The guns' internals feature some differences in the slide rails. Gen 3 has semi-proprietary slide rails, while the PSA dagger has polymer 80 slide rails. The slides are almost similar but differ in the spring guide rod.
Is It Worth It? Review After 300 Rounds of Shooting
This gun has dual accelerator cuts on both sides. They are non-textured, which is okay, but textured ones would be even better. These helped at the range while shooting to mitigate recoil. During the live fire, it worked nicely because of the excellent grip and the accelerator cuts, and I mitigated recoil better than in OEM Glocks.
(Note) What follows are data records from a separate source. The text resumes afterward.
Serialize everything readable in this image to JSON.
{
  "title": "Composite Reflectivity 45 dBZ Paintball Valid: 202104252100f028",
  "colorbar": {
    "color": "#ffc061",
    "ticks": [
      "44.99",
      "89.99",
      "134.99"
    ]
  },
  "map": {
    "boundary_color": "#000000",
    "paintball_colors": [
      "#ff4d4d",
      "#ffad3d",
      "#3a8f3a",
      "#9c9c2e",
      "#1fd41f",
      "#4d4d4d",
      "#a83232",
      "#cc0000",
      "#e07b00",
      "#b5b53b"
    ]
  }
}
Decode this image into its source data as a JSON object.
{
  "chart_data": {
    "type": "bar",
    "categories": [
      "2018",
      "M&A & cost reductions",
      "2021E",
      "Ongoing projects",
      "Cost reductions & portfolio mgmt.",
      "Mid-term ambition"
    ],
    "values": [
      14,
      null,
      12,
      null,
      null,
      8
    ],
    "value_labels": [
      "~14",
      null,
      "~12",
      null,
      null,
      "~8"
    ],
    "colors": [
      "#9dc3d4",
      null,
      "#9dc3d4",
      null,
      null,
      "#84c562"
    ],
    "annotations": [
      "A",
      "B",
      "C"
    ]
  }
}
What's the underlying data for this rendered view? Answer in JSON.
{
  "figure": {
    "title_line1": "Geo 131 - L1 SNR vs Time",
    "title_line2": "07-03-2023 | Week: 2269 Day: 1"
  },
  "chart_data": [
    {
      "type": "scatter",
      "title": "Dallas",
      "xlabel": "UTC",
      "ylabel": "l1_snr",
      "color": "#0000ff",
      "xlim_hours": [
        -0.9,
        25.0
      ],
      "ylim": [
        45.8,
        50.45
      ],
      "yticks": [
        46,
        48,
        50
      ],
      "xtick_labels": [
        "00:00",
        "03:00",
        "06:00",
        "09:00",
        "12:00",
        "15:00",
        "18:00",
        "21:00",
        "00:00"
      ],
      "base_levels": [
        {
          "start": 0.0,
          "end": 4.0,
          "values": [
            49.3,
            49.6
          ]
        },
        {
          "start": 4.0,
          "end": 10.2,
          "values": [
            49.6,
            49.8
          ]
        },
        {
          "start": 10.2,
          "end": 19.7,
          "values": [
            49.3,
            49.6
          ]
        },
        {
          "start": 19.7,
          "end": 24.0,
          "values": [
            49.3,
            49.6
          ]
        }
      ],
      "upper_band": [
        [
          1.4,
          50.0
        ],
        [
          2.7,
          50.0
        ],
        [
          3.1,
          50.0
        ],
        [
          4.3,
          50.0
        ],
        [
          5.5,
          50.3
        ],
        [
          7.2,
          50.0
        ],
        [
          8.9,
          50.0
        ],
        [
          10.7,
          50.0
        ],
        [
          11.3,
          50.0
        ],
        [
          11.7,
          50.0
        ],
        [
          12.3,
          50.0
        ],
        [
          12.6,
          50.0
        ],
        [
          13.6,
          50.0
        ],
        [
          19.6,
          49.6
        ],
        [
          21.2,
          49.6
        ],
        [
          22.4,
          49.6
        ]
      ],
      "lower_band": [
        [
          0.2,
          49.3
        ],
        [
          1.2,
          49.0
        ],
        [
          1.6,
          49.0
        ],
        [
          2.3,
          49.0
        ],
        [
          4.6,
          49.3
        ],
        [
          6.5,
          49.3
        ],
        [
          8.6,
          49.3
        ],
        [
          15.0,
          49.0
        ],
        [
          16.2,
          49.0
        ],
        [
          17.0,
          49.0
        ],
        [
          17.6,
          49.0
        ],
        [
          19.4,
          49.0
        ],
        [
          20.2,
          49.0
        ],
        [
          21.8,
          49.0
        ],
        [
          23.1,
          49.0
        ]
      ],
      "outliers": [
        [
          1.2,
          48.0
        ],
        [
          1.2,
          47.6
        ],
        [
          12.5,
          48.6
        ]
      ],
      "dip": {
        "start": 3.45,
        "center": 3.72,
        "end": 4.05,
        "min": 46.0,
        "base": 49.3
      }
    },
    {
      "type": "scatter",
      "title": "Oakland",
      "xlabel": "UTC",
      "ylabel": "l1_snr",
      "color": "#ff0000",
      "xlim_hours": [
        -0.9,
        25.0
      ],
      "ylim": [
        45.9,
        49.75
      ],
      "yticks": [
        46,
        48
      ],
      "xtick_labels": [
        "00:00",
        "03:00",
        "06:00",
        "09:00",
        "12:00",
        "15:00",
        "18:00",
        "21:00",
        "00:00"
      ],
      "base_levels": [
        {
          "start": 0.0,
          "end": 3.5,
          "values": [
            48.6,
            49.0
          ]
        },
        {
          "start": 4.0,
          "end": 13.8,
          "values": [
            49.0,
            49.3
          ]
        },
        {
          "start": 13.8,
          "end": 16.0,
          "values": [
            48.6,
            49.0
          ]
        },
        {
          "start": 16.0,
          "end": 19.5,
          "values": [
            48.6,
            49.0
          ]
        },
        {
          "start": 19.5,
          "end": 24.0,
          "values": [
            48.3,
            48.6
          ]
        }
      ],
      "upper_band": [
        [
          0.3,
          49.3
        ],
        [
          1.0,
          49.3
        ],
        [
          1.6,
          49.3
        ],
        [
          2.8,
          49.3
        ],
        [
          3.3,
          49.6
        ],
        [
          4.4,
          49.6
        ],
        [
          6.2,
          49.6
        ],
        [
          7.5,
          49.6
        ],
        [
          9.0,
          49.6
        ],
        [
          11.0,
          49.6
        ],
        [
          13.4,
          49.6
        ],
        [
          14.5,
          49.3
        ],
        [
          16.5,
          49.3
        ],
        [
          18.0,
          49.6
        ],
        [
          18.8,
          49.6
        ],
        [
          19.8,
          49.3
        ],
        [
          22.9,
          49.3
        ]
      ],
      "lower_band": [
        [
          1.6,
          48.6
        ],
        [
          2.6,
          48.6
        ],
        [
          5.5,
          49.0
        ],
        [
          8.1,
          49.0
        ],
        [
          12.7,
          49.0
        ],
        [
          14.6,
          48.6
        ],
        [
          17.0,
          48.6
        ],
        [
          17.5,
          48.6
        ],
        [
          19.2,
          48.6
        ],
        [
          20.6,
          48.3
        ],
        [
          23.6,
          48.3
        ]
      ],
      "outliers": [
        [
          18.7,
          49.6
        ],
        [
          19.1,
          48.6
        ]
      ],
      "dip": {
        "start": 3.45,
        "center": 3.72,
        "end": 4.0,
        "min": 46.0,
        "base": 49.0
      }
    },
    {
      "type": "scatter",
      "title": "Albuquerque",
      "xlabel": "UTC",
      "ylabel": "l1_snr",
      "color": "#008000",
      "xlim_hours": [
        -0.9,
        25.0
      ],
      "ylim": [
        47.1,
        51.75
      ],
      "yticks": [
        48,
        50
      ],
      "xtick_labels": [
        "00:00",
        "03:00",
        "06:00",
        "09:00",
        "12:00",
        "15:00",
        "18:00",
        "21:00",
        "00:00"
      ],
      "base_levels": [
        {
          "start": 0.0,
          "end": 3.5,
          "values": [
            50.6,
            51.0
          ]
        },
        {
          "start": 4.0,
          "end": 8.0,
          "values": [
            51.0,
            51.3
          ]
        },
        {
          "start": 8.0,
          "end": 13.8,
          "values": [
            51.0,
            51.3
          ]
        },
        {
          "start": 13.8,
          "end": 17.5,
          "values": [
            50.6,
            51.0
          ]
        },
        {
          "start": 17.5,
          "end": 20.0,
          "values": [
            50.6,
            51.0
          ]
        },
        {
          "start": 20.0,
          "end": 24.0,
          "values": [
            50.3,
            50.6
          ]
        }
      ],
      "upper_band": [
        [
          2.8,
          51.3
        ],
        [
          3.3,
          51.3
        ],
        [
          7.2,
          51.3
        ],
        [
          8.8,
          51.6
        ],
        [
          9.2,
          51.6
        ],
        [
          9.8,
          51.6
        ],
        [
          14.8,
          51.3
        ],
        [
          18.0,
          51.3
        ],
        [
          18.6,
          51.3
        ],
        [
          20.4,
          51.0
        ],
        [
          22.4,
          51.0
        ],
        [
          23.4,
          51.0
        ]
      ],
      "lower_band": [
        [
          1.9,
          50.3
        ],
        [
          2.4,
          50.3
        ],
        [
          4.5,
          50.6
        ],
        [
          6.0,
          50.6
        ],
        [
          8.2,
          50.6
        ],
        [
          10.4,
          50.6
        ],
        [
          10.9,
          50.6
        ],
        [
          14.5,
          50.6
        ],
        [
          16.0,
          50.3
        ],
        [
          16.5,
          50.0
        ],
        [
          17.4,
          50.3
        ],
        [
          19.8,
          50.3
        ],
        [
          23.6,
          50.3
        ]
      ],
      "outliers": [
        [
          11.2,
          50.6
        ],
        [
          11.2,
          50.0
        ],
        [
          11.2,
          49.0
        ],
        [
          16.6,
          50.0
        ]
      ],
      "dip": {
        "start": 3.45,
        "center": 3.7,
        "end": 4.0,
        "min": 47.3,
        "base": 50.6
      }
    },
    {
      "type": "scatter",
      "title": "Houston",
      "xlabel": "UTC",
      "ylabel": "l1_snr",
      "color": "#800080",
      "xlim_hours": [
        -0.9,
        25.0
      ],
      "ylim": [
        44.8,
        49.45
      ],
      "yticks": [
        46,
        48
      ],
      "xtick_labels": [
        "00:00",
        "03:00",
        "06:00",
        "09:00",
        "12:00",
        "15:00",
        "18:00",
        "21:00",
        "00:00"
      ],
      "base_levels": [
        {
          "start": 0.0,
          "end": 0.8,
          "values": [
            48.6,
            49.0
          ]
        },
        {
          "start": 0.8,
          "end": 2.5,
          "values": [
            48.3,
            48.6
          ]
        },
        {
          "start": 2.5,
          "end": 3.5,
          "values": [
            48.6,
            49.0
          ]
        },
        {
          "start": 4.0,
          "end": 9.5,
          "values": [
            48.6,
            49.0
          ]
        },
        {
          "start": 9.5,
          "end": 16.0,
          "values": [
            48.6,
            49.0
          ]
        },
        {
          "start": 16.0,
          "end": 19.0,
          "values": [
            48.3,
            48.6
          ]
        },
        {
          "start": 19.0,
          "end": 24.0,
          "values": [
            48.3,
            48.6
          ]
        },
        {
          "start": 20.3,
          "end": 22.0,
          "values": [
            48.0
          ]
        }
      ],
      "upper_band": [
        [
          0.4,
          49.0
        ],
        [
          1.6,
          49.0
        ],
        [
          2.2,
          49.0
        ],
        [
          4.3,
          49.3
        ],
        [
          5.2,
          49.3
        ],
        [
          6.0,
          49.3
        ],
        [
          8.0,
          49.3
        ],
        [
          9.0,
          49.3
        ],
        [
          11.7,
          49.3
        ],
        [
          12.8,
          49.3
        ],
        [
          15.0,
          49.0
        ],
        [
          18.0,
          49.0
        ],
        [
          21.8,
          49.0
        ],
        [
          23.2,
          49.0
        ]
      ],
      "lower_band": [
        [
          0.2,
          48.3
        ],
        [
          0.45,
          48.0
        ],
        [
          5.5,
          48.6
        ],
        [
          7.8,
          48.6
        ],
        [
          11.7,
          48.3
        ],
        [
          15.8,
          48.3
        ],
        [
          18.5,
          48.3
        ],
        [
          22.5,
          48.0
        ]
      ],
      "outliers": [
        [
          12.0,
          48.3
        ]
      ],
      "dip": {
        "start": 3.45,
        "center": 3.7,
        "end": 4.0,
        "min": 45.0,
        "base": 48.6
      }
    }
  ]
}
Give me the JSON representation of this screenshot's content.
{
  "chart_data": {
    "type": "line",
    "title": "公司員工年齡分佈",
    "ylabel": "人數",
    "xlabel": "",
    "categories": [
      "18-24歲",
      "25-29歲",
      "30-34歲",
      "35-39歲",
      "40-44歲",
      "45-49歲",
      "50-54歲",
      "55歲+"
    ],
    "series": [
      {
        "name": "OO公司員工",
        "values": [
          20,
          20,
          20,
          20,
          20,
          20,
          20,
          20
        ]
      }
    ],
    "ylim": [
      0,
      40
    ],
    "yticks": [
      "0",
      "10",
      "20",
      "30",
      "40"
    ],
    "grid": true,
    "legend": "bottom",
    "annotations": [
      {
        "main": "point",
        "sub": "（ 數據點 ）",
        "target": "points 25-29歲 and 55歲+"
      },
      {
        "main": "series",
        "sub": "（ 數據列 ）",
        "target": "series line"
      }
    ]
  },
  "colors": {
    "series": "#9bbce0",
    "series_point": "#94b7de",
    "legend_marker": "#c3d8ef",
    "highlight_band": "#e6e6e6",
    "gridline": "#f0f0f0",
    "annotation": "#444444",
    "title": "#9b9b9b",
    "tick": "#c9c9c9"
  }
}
After shooting three hundred rounds, I had no hitch. Using a 40-round ETS mag, the feed stopped in the first round, and I experienced some limp listing. But after using different magazines and mixed ammo, the rest of the shooting went fine. So the gun is worth it because out of five, we gave it a 3.7.
Frequently Asked Questions
How Much Is the Dagger Pistol?
The dagger pistol costs between 295-350 bucks. That depends on the additional features you want the initial purchase to feature. Click the first link above to see the ideal MSRP for the Dagger pistol.
Is the PSA Dagger as Good as a Glock?
Yes, and no. Yes, because it has a good feel and ideal recoil mitigation. No, because the trigger is not as good as the Glocks. The Glock feels like a SIG texture on this gun, while the outlook felt the same as a Gen 3 Glock. The only difference was the RMR cut slide bite.
Does the PSA Dagger Use Glock Parts?
The PSA dagger can use most of the Gen 3 Glock parts. But some pants aren't compatible. For instance, the dagger's firing pin is thicker.
Why is Palmetto State Armory so Cheap?
Palmetto State Armory manufacturing uses bulk pricing. That helps them to reduce production costs. Therefore, the reduced production cost reflects in the retail prices.